Ellos fueron los que ese año de 1880, en su capítulo general, autorizaron a que las integrantes de este nuevo movimiento hiciesen votos privados y bajo el amparo de Marie Leonie actuasen con autonomía. Su labor sería ocuparse de los trabajos domésticos de los colegios de Santa Cruz extendidos por Canadá.
María y José estaban tan fuertemente anclados en su corazón que no se cansaba de decir: “Mi confianza es ilimitada en nuestra buena Madre. Conoce nuestras necesidades y tiene un poder tan grande sobre el corazón de su divino Hijo”. Dentro de las advocaciones conferidas a la Virgen ella se inclinaba por Nuestra Señora de los Siete Dolores y Nuestra Señora del Rosario.

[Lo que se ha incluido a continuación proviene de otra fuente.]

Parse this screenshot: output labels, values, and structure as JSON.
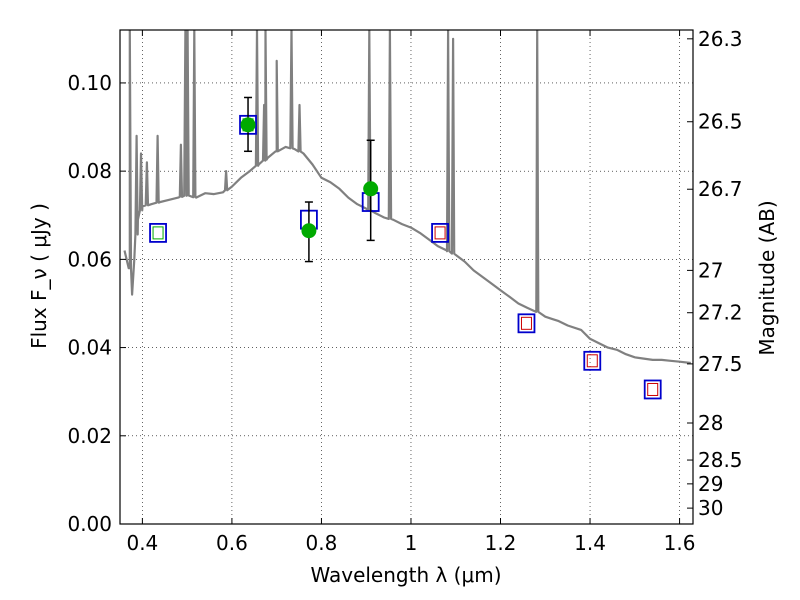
{
  "chart_data": {
    "type": "scatter",
    "xlabel": "Wavelength  λ (μm)",
    "ylabel": "Flux  F_ν  ( μJy )",
    "y2label": "Magnitude (AB)",
    "xlim": [
      0.35,
      1.63
    ],
    "ylim": [
      0.0,
      0.112
    ],
    "x_ticks": [
      0.4,
      0.6,
      0.8,
      1.0,
      1.2,
      1.4,
      1.6
    ],
    "x_tick_labels": [
      "0.4",
      "0.6",
      "0.8",
      "1",
      "1.2",
      "1.4",
      "1.6"
    ],
    "y_ticks": [
      0.0,
      0.02,
      0.04,
      0.06,
      0.08,
      0.1
    ],
    "y_tick_labels": [
      "0.00",
      "0.02",
      "0.04",
      "0.06",
      "0.08",
      "0.10"
    ],
    "y2_ticks": [
      {
        "label": "26.3",
        "flux": 0.11
      },
      {
        "label": "26.5",
        "flux": 0.0912
      },
      {
        "label": "26.7",
        "flux": 0.0759
      },
      {
        "label": "27",
        "flux": 0.0575
      },
      {
        "label": "27.2",
        "flux": 0.0479
      },
      {
        "label": "27.5",
        "flux": 0.0363
      },
      {
        "label": "28",
        "flux": 0.0229
      },
      {
        "label": "28.5",
        "flux": 0.0145
      },
      {
        "label": "29",
        "flux": 0.0091
      },
      {
        "label": "30",
        "flux": 0.0036
      }
    ],
    "grid": true,
    "grid_style": "dotted",
    "colors": {
      "model": "#808080",
      "obs_point": "#00aa00",
      "model_box": "#0000cc",
      "model_inner": "#cc0000",
      "errorbar": "#000000"
    },
    "observed": [
      {
        "x": 0.636,
        "y": 0.0905,
        "yerr_lo": 0.006,
        "yerr_hi": 0.0062
      },
      {
        "x": 0.772,
        "y": 0.0665,
        "yerr_lo": 0.007,
        "yerr_hi": 0.0065
      },
      {
        "x": 0.91,
        "y": 0.076,
        "yerr_lo": 0.0117,
        "yerr_hi": 0.011
      }
    ],
    "model_photometry": [
      {
        "x": 0.435,
        "y": 0.066,
        "inner": "green"
      },
      {
        "x": 0.636,
        "y": 0.0905,
        "inner": "green"
      },
      {
        "x": 0.772,
        "y": 0.069,
        "inner": "none"
      },
      {
        "x": 0.91,
        "y": 0.073,
        "inner": "none"
      },
      {
        "x": 1.065,
        "y": 0.066,
        "inner": "red"
      },
      {
        "x": 1.258,
        "y": 0.0455,
        "inner": "red"
      },
      {
        "x": 1.405,
        "y": 0.037,
        "inner": "red"
      },
      {
        "x": 1.54,
        "y": 0.0305,
        "inner": "red"
      }
    ],
    "model_spectrum": {
      "continuum": [
        [
          0.36,
          0.062
        ],
        [
          0.372,
          0.058
        ],
        [
          0.377,
          0.052
        ],
        [
          0.382,
          0.06
        ],
        [
          0.39,
          0.069
        ],
        [
          0.4,
          0.072
        ],
        [
          0.42,
          0.0725
        ],
        [
          0.44,
          0.073
        ],
        [
          0.46,
          0.0735
        ],
        [
          0.48,
          0.074
        ],
        [
          0.5,
          0.0745
        ],
        [
          0.52,
          0.074
        ],
        [
          0.54,
          0.075
        ],
        [
          0.56,
          0.0748
        ],
        [
          0.58,
          0.0752
        ],
        [
          0.6,
          0.0765
        ],
        [
          0.62,
          0.0785
        ],
        [
          0.64,
          0.08
        ],
        [
          0.66,
          0.0815
        ],
        [
          0.68,
          0.083
        ],
        [
          0.7,
          0.0845
        ],
        [
          0.72,
          0.0855
        ],
        [
          0.74,
          0.085
        ],
        [
          0.76,
          0.084
        ],
        [
          0.78,
          0.0815
        ],
        [
          0.8,
          0.0785
        ],
        [
          0.82,
          0.0775
        ],
        [
          0.84,
          0.076
        ],
        [
          0.86,
          0.074
        ],
        [
          0.88,
          0.0725
        ],
        [
          0.9,
          0.0715
        ],
        [
          0.92,
          0.0705
        ],
        [
          0.94,
          0.0695
        ],
        [
          0.96,
          0.069
        ],
        [
          0.98,
          0.068
        ],
        [
          1.0,
          0.0672
        ],
        [
          1.02,
          0.066
        ],
        [
          1.04,
          0.0645
        ],
        [
          1.06,
          0.063
        ],
        [
          1.08,
          0.062
        ],
        [
          1.1,
          0.061
        ],
        [
          1.12,
          0.0595
        ],
        [
          1.14,
          0.0575
        ],
        [
          1.16,
          0.056
        ],
        [
          1.18,
          0.0545
        ],
        [
          1.2,
          0.053
        ],
        [
          1.22,
          0.0515
        ],
        [
          1.24,
          0.05
        ],
        [
          1.26,
          0.049
        ],
        [
          1.28,
          0.0482
        ],
        [
          1.3,
          0.047
        ],
        [
          1.315,
          0.0465
        ],
        [
          1.33,
          0.046
        ],
        [
          1.35,
          0.045
        ],
        [
          1.38,
          0.044
        ],
        [
          1.4,
          0.042
        ],
        [
          1.42,
          0.041
        ],
        [
          1.44,
          0.04
        ],
        [
          1.46,
          0.0395
        ],
        [
          1.48,
          0.0385
        ],
        [
          1.5,
          0.0378
        ],
        [
          1.52,
          0.0375
        ],
        [
          1.54,
          0.0372
        ],
        [
          1.56,
          0.0372
        ],
        [
          1.58,
          0.037
        ],
        [
          1.6,
          0.0368
        ],
        [
          1.625,
          0.0365
        ]
      ],
      "emission_lines": [
        {
          "x": 0.372,
          "peak": 0.112
        },
        {
          "x": 0.387,
          "peak": 0.088
        },
        {
          "x": 0.397,
          "peak": 0.084
        },
        {
          "x": 0.41,
          "peak": 0.082
        },
        {
          "x": 0.434,
          "peak": 0.088
        },
        {
          "x": 0.486,
          "peak": 0.086
        },
        {
          "x": 0.496,
          "peak": 0.112
        },
        {
          "x": 0.501,
          "peak": 0.112
        },
        {
          "x": 0.516,
          "peak": 0.112
        },
        {
          "x": 0.587,
          "peak": 0.08
        },
        {
          "x": 0.656,
          "peak": 0.112
        },
        {
          "x": 0.672,
          "peak": 0.095
        },
        {
          "x": 0.675,
          "peak": 0.112
        },
        {
          "x": 0.7,
          "peak": 0.105
        },
        {
          "x": 0.733,
          "peak": 0.112
        },
        {
          "x": 0.751,
          "peak": 0.095
        },
        {
          "x": 0.907,
          "peak": 0.112
        },
        {
          "x": 0.953,
          "peak": 0.112
        },
        {
          "x": 1.083,
          "peak": 0.112
        },
        {
          "x": 1.094,
          "peak": 0.11
        },
        {
          "x": 1.282,
          "peak": 0.112
        }
      ]
    }
  }
}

Respecto al Santo Patriarca igualmente se dejaba llevar por esa devoción sin cota alguna, recurriendo a él en cualquier situación. Para ello peregrinó en distintas ocasiones al santuario de santa Ana. Sencilla, de gran corazón, extrajo su peculiar forma de consagrar su vida a la atención de los sacerdotes de su contemplación de la Eucaristía y de la Sagrada Familia de Nazaret.
Humilde, orante, activa, siempre dispuesta a colaborar con generosidad, al igual que María había hecho, fueron claves de su quehacer y fundación. Su lema era: “piedad y dedicación”. No dejó de trabajar en ningún instante. Fue una de las características de su vida. Siempre animosa, decía a las suyas: “¡Trabajemos, mis hijas, descansaremos en el cielo!”.
Monseñor Paul LaRocque, prelado de Sherbrooke, Quebec, precisaba personas de confianza para su seminario y el obispado. Y la beata, que tuvo noticias de ello en 1895, vio la ocasión de trasladar allí la comunidad, siendo acogidas por él en su diócesis. Ese año falleció el padre Lefebvre que había sido sostén de la comunidad.
En 1896 obtuvieron la aprobación diocesana. Pero fue pasando el tiempo y Marie Leonie, que continuaba vistiendo el hábito de la Santa Cruz, veía aumentar su anhelo de convertirse en otro miembro más de la Sagrada Familia. En 1905 Pío X le concedió la autorización que precisaba liberándola del compromiso que había contraído con la anterior Congregación.
Quedó al frente de la Orden fundada por ella como superiora general dedicándose todas a servir como “auxiliares” y “cooperadoras” domésticas a comunidades de religiosos y de sacerdotes. Fue la artífice de las constituciones, y justamente cuando se disponía a imprimirlas, el 3 de mayo de 1912, murió repentinamente tras la cena. Poco antes había dicho a una enferma: “¡Adiós hasta el cielo!”.